In 2010, 39% of families held credit card debt, and in 2013, 38% of families held credit card debt. Not surprisingly, more than 47% of couples with children stated they had credit card balances and encompassed the largest group with credit card debt. While single elder people without children were not so likely to carry balances at 27%. The median family with a credit card balance carried $2300 in 2013, down 18% from $2800 in 2010. The mean balance fell from $7600 in 2010 to $5700 in 2013, a 25% drop.

As for educational backgrounds, the major median credit card balance reported was $4200 for those with a college degree. And those with no high school degree stated a median balance of $1600.

Surprisingly, persons younger than 35 stated the smallest balances at a median $1600. The major median balances held belonged to people in age 35-54 ($3500), followed by 55-64 ($2800), 65-74 ($2200), age 75 and more ($1800).

How does your debt compare?
When you're in debt, then you're wondering whether you're better/worse than other borrowers are. One of the easiest ways to find out is to use online-calculators or services. Along with a credit score person will see how much he or she owes - and see how it associates to other people. Moreover, consumer will get information on how to eliminate his debt and pay these balances down. Getting out of credit card debt is good for your credit score and can save money in interest charges.

The average creditcard debt per USA household was almost $7,700 in January 2016 ($935 billion divided by nearly 122 million USA households). That is 5,4% higher than in December 2015. The average debt per individual adult is more than $2,900. Almost 72% of adults in U.S. have credit cards. Thus, the average creditcard debt per cardholder is approximately $4,000. Many people pay off their cards regularly, and their average debt is closer to $1,130. It is much lower than the average debt load for cardholder who can't pay it off ($7,500).
Credit card debt means a part of customer debt that he/she has to pay off every month (it is known as a revolving debt).

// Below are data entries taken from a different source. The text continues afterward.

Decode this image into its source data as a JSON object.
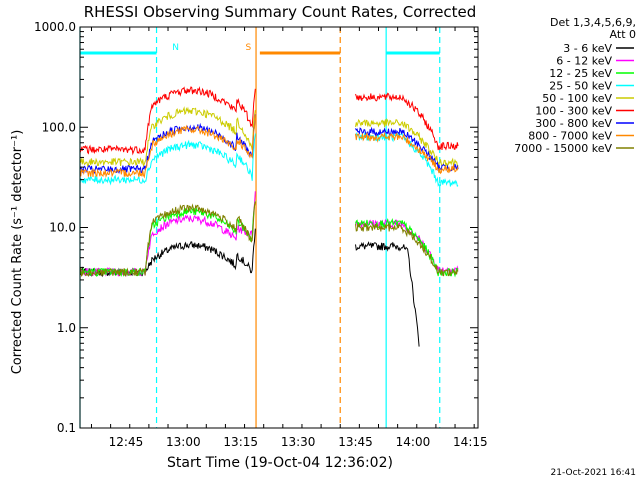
{
  "chart_data": {
    "type": "line",
    "title": "RHESSI Observing Summary Count Rates, Corrected",
    "xlabel": "Start Time (19-Oct-04 12:36:02)",
    "ylabel": "Corrected Count Rate (s⁻¹ detector⁻¹)",
    "yscale": "log",
    "ylim": [
      0.1,
      1000
    ],
    "xlim_minutes": [
      -3,
      101
    ],
    "y_ticks": [
      {
        "value": 1000,
        "label": "1000.0"
      },
      {
        "value": 100,
        "label": "100.0"
      },
      {
        "value": 10,
        "label": "10.0"
      },
      {
        "value": 1,
        "label": "1.0"
      },
      {
        "value": 0.1,
        "label": "0.1"
      }
    ],
    "x_ticks": [
      {
        "minute": 9,
        "label": "12:45"
      },
      {
        "minute": 24,
        "label": "13:00"
      },
      {
        "minute": 39,
        "label": "13:15"
      },
      {
        "minute": 54,
        "label": "13:30"
      },
      {
        "minute": 69,
        "label": "13:45"
      },
      {
        "minute": 84,
        "label": "14:00"
      },
      {
        "minute": 99,
        "label": "14:15"
      }
    ],
    "legend_header": [
      "Det 1,3,4,5,6,9,",
      "Att 0"
    ],
    "series": [
      {
        "name": "3 - 6 keV",
        "color": "#000000",
        "base": 3.6,
        "peak": 6.0,
        "gap_end": 3.6,
        "post_start": 6.5,
        "post_end": 1.0,
        "cut": true
      },
      {
        "name": "6 - 12 keV",
        "color": "#ff00ff",
        "base": 3.6,
        "peak": 11.0,
        "gap_end": 8.5,
        "post_start": 11.0,
        "post_end": 3.8,
        "cut": false
      },
      {
        "name": "12 - 25 keV",
        "color": "#00ff00",
        "base": 3.6,
        "peak": 13.0,
        "gap_end": 7.5,
        "post_start": 11.0,
        "post_end": 3.6,
        "cut": false
      },
      {
        "name": "25 - 50 keV",
        "color": "#00ffff",
        "base": 30.0,
        "peak": 60.0,
        "gap_end": 32.0,
        "post_start": 80.0,
        "post_end": 28.0,
        "cut": false
      },
      {
        "name": "50 - 100 keV",
        "color": "#cccc00",
        "base": 45.0,
        "peak": 130.0,
        "gap_end": 60.0,
        "post_start": 110.0,
        "post_end": 45.0,
        "cut": false
      },
      {
        "name": "100 - 300 keV",
        "color": "#ff0000",
        "base": 60.0,
        "peak": 210.0,
        "gap_end": 100.0,
        "post_start": 200.0,
        "post_end": 65.0,
        "cut": false
      },
      {
        "name": "300 - 800 keV",
        "color": "#0000ff",
        "base": 38.0,
        "peak": 90.0,
        "gap_end": 50.0,
        "post_start": 90.0,
        "post_end": 40.0,
        "cut": false
      },
      {
        "name": "800 - 7000 keV",
        "color": "#ff8800",
        "base": 35.0,
        "peak": 85.0,
        "gap_end": 48.0,
        "post_start": 80.0,
        "post_end": 38.0,
        "cut": false
      },
      {
        "name": "7000 - 15000 keV",
        "color": "#808000",
        "base": 3.6,
        "peak": 14.0,
        "gap_end": 7.0,
        "post_start": 10.0,
        "post_end": 3.6,
        "cut": false
      }
    ],
    "bars": [
      {
        "label": "N",
        "color": "#00ffff",
        "y": 550,
        "segments": [
          [
            -3,
            17
          ],
          [
            77,
            91
          ]
        ],
        "label_minute": 22
      },
      {
        "label": "S",
        "color": "#ff8800",
        "y": 550,
        "segments": [
          [
            44,
            65
          ]
        ],
        "label_minute": 41
      }
    ],
    "vlines": [
      {
        "minute": -3,
        "color": "#00ffff",
        "style": "solid"
      },
      {
        "minute": 17,
        "color": "#00ffff",
        "style": "dashed"
      },
      {
        "minute": 43,
        "color": "#ff8800",
        "style": "solid"
      },
      {
        "minute": 65,
        "color": "#ff8800",
        "style": "dashed"
      },
      {
        "minute": 77,
        "color": "#00ffff",
        "style": "solid"
      },
      {
        "minute": 91,
        "color": "#00ffff",
        "style": "dashed"
      }
    ],
    "data_gap_minutes": [
      43,
      69
    ],
    "data_span_minutes": [
      -3,
      96
    ],
    "grid": false
  },
  "timestamp": "21-Oct-2021 16:41"
}
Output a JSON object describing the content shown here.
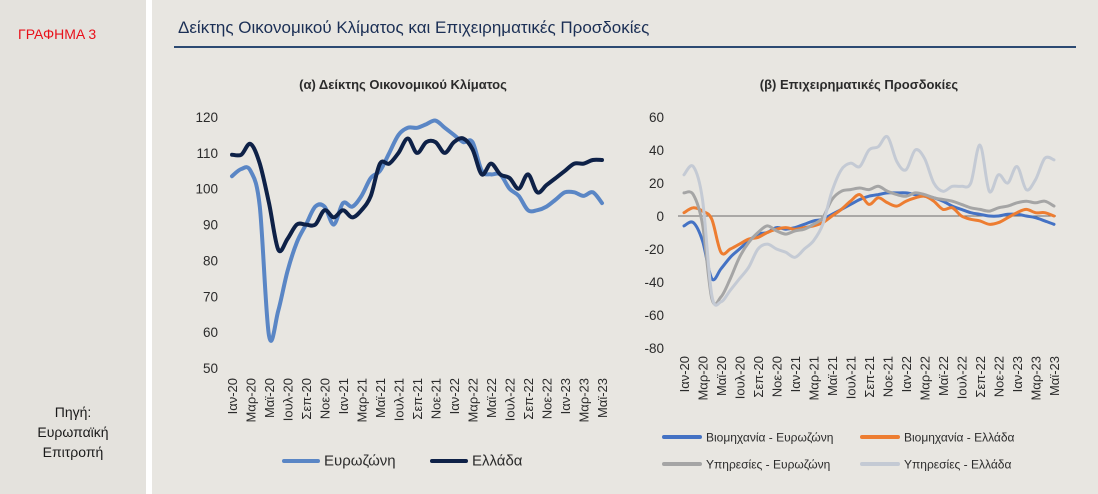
{
  "figure_label": "ΓΡΑΦΗΜΑ 3",
  "title": "Δείκτης Οικονομικού Κλίματος και Επιχειρηματικές Προσδοκίες",
  "source_lines": [
    "Πηγή:",
    "Ευρωπαϊκή",
    "Επιτροπή"
  ],
  "colors": {
    "eurozone": "#5a86c5",
    "greece": "#0e2147",
    "industry_ez": "#4472c4",
    "industry_gr": "#ed7d31",
    "services_ez": "#a5a5a5",
    "services_gr": "#c4cad4"
  },
  "chart_data": [
    {
      "type": "line",
      "title": "(α) Δείκτης Οικονομικού Κλίματος",
      "x_tick_labels": [
        "Ιαν-20",
        "Μαρ-20",
        "Μαϊ-20",
        "Ιουλ-20",
        "Σεπ-20",
        "Νοε-20",
        "Ιαν-21",
        "Μαρ-21",
        "Μαϊ-21",
        "Ιουλ-21",
        "Σεπ-21",
        "Νοε-21",
        "Ιαν-22",
        "Μαρ-22",
        "Μαϊ-22",
        "Ιουλ-22",
        "Σεπ-22",
        "Νοε-22",
        "Ιαν-23",
        "Μαρ-23",
        "Μαϊ-23"
      ],
      "ylim": [
        50,
        120
      ],
      "yticks": [
        50,
        60,
        70,
        80,
        90,
        100,
        110,
        120
      ],
      "legend_position": "bottom",
      "series": [
        {
          "name": "Ευρωζώνη",
          "color_key": "eurozone",
          "values": [
            103.5,
            105.5,
            105,
            95,
            59,
            66,
            77,
            85,
            90,
            95,
            95,
            90,
            96,
            95,
            98,
            103,
            105,
            110,
            115,
            117,
            117,
            118,
            119,
            117,
            115,
            113,
            113,
            105,
            104,
            104,
            100,
            98,
            94,
            94,
            95,
            97,
            99,
            99,
            98,
            99,
            96
          ]
        },
        {
          "name": "Ελλάδα",
          "color_key": "greece",
          "values": [
            109.5,
            109.5,
            112.5,
            107,
            96,
            83,
            86,
            90,
            90,
            90,
            94,
            92,
            94,
            92,
            94,
            98,
            107,
            107,
            110,
            114,
            110,
            113,
            113,
            110,
            113,
            114,
            111,
            104,
            107,
            104,
            103,
            100,
            104,
            99,
            101,
            103,
            105,
            107,
            107,
            108,
            108
          ]
        }
      ]
    },
    {
      "type": "line",
      "title": "(β) Επιχειρηματικές Προσδοκίες",
      "x_tick_labels": [
        "Ιαν-20",
        "Μαρ-20",
        "Μαϊ-20",
        "Ιουλ-20",
        "Σεπ-20",
        "Νοε-20",
        "Ιαν-21",
        "Μαρ-21",
        "Μαϊ-21",
        "Ιουλ-21",
        "Σεπ-21",
        "Νοε-21",
        "Ιαν-22",
        "Μαρ-22",
        "Μαϊ-22",
        "Ιουλ-22",
        "Σεπ-22",
        "Νοε-22",
        "Ιαν-23",
        "Μαρ-23",
        "Μαϊ-23"
      ],
      "ylim": [
        -80,
        60
      ],
      "yticks": [
        -80,
        -60,
        -40,
        -20,
        0,
        20,
        40,
        60
      ],
      "legend_position": "bottom",
      "series": [
        {
          "name": "Βιομηχανία - Ευρωζώνη",
          "color_key": "industry_ez",
          "values": [
            -6,
            -4,
            -15,
            -38,
            -32,
            -25,
            -20,
            -15,
            -11,
            -10,
            -7,
            -8,
            -7,
            -5,
            -3,
            -2,
            1,
            4,
            7,
            10,
            12,
            13,
            14,
            14,
            14,
            13,
            12,
            11,
            9,
            6,
            4,
            2,
            1,
            0,
            0,
            1,
            1,
            0,
            -1,
            -3,
            -5
          ]
        },
        {
          "name": "Βιομηχανία - Ελλάδα",
          "color_key": "industry_gr",
          "values": [
            2,
            5,
            3,
            -2,
            -22,
            -20,
            -17,
            -14,
            -13,
            -10,
            -8,
            -7,
            -8,
            -7,
            -6,
            -4,
            0,
            4,
            9,
            13,
            7,
            11,
            8,
            6,
            9,
            11,
            12,
            9,
            4,
            5,
            0,
            -2,
            -3,
            -5,
            -4,
            -1,
            2,
            4,
            2,
            2,
            0
          ]
        },
        {
          "name": "Υπηρεσίες - Ευρωζώνη",
          "color_key": "services_ez",
          "values": [
            14,
            13,
            -5,
            -50,
            -49,
            -38,
            -25,
            -16,
            -10,
            -6,
            -9,
            -11,
            -9,
            -8,
            -5,
            -1,
            10,
            15,
            16,
            17,
            16,
            18,
            15,
            13,
            12,
            14,
            13,
            11,
            10,
            9,
            7,
            5,
            4,
            3,
            5,
            6,
            8,
            9,
            8,
            9,
            6
          ]
        },
        {
          "name": "Υπηρεσίες - Ελλάδα",
          "color_key": "services_gr",
          "values": [
            25,
            30,
            10,
            -48,
            -52,
            -45,
            -38,
            -31,
            -20,
            -17,
            -20,
            -22,
            -25,
            -20,
            -15,
            -5,
            15,
            28,
            32,
            30,
            40,
            42,
            48,
            33,
            28,
            40,
            35,
            20,
            15,
            18,
            18,
            20,
            43,
            15,
            25,
            20,
            30,
            16,
            22,
            35,
            34
          ]
        }
      ]
    }
  ]
}
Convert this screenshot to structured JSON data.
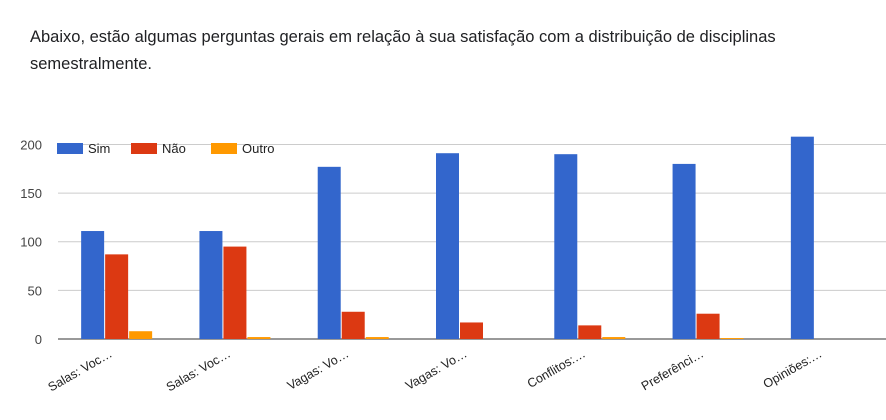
{
  "question": {
    "text": "Abaixo, estão algumas perguntas gerais em relação à sua satisfação com a distribuição de disciplinas semestralmente."
  },
  "chart_data": {
    "type": "bar",
    "title": "",
    "xlabel": "",
    "ylabel": "",
    "ylim": [
      0,
      220
    ],
    "yticks": [
      0,
      50,
      100,
      150,
      200
    ],
    "grid": true,
    "legend_position": "top-left",
    "categories": [
      "Salas: Voc…",
      "Salas: Voc…",
      "Vagas: Vo…",
      "Vagas: Vo…",
      "Conflitos:…",
      "Preferênci…",
      "Opiniões:…"
    ],
    "series": [
      {
        "name": "Sim",
        "color": "#3366cc",
        "values": [
          111,
          111,
          177,
          191,
          190,
          180,
          208
        ]
      },
      {
        "name": "Não",
        "color": "#dc3912",
        "values": [
          87,
          95,
          28,
          17,
          14,
          26,
          0
        ]
      },
      {
        "name": "Outro",
        "color": "#ff9900",
        "values": [
          8,
          2,
          2,
          0,
          2,
          1,
          0
        ]
      }
    ]
  }
}
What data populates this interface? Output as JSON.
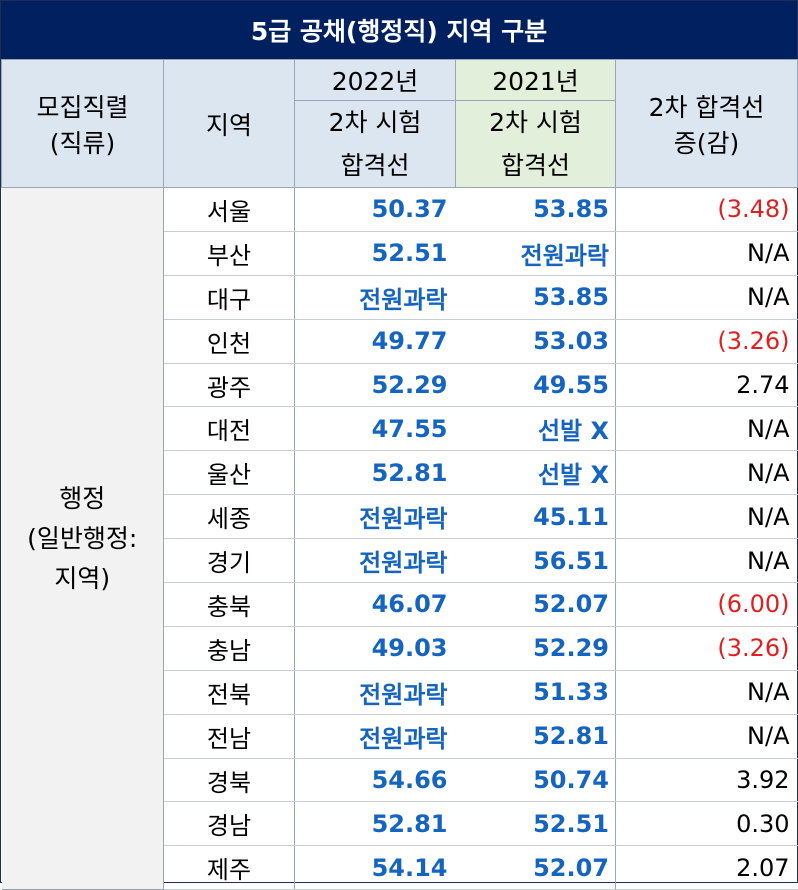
{
  "title": "5급 공채(행정직) 지역 구분",
  "header": {
    "category_line1": "모집직렬",
    "category_line2": "(직류)",
    "region": "지역",
    "year2022": "2022년",
    "year2021": "2021년",
    "cutoff_line1": "2차 시험",
    "cutoff_line2": "합격선",
    "diff_line1": "2차 합격선",
    "diff_line2": "증(감)"
  },
  "category": {
    "line1": "행정",
    "line2": "(일반행정:",
    "line3": "지역)"
  },
  "rows": [
    {
      "region": "서울",
      "y2022": "50.37",
      "y2021": "53.85",
      "diff": "(3.48)",
      "neg": true
    },
    {
      "region": "부산",
      "y2022": "52.51",
      "y2021": "전원과락",
      "diff": "N/A",
      "neg": false
    },
    {
      "region": "대구",
      "y2022": "전원과락",
      "y2021": "53.85",
      "diff": "N/A",
      "neg": false
    },
    {
      "region": "인천",
      "y2022": "49.77",
      "y2021": "53.03",
      "diff": "(3.26)",
      "neg": true
    },
    {
      "region": "광주",
      "y2022": "52.29",
      "y2021": "49.55",
      "diff": "2.74",
      "neg": false
    },
    {
      "region": "대전",
      "y2022": "47.55",
      "y2021": "선발 X",
      "diff": "N/A",
      "neg": false
    },
    {
      "region": "울산",
      "y2022": "52.81",
      "y2021": "선발 X",
      "diff": "N/A",
      "neg": false
    },
    {
      "region": "세종",
      "y2022": "전원과락",
      "y2021": "45.11",
      "diff": "N/A",
      "neg": false
    },
    {
      "region": "경기",
      "y2022": "전원과락",
      "y2021": "56.51",
      "diff": "N/A",
      "neg": false
    },
    {
      "region": "충북",
      "y2022": "46.07",
      "y2021": "52.07",
      "diff": "(6.00)",
      "neg": true
    },
    {
      "region": "충남",
      "y2022": "49.03",
      "y2021": "52.29",
      "diff": "(3.26)",
      "neg": true
    },
    {
      "region": "전북",
      "y2022": "전원과락",
      "y2021": "51.33",
      "diff": "N/A",
      "neg": false
    },
    {
      "region": "전남",
      "y2022": "전원과락",
      "y2021": "52.81",
      "diff": "N/A",
      "neg": false
    },
    {
      "region": "경북",
      "y2022": "54.66",
      "y2021": "50.74",
      "diff": "3.92",
      "neg": false
    },
    {
      "region": "경남",
      "y2022": "52.81",
      "y2021": "52.51",
      "diff": "0.30",
      "neg": false
    },
    {
      "region": "제주",
      "y2022": "54.14",
      "y2021": "52.07",
      "diff": "2.07",
      "neg": false
    }
  ],
  "colors": {
    "title_bg": "#002060",
    "header_bg": "#dce6f1",
    "header_2021_bg": "#e2efda",
    "value_blue": "#1565c0",
    "negative_red": "#e02020",
    "category_bg": "#f2f2f2"
  }
}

Seven steps that help get out of debt

1. Make a Budget. Cardholders can get into debt because of spending more money than they earn. Making a budget helps avoid this problem. Budget allows person to see how much money he/she makes and where that monies are going (eating out at luxury restaurants, buying coffee every day). Don't buy expensive and unnecessary things until you repay the loan.
2. Stop using your bankcard if you have debts, leave the card at home. Use cash instead. Only buy items you can pay for with real money.
3. Pay off your entire bill every month. If it is impossible to do, then pay a little more than minimum payment until your debt is gone.
4. If you have many credit cards, you should concentrate on paying off the card with the lowest debt (the Snowball Method), or begin with credit card that has the maximum interest rate (the Stacking Method). Don't forget to make minimum payment on other cards.
5. Renegotiation of Mortgage Rates helps to save more money every month. If the interest rate drops to 5% from 7% on a $100,000 mortgage, you can save $128 per month. This money you can apply towards paying off credit cards.
6. Refinance Mortgage Rates. Thus, you'll restructure the mortgage into a most appropriate interest rate.
7. Start saving money after paying off the creditcard debt.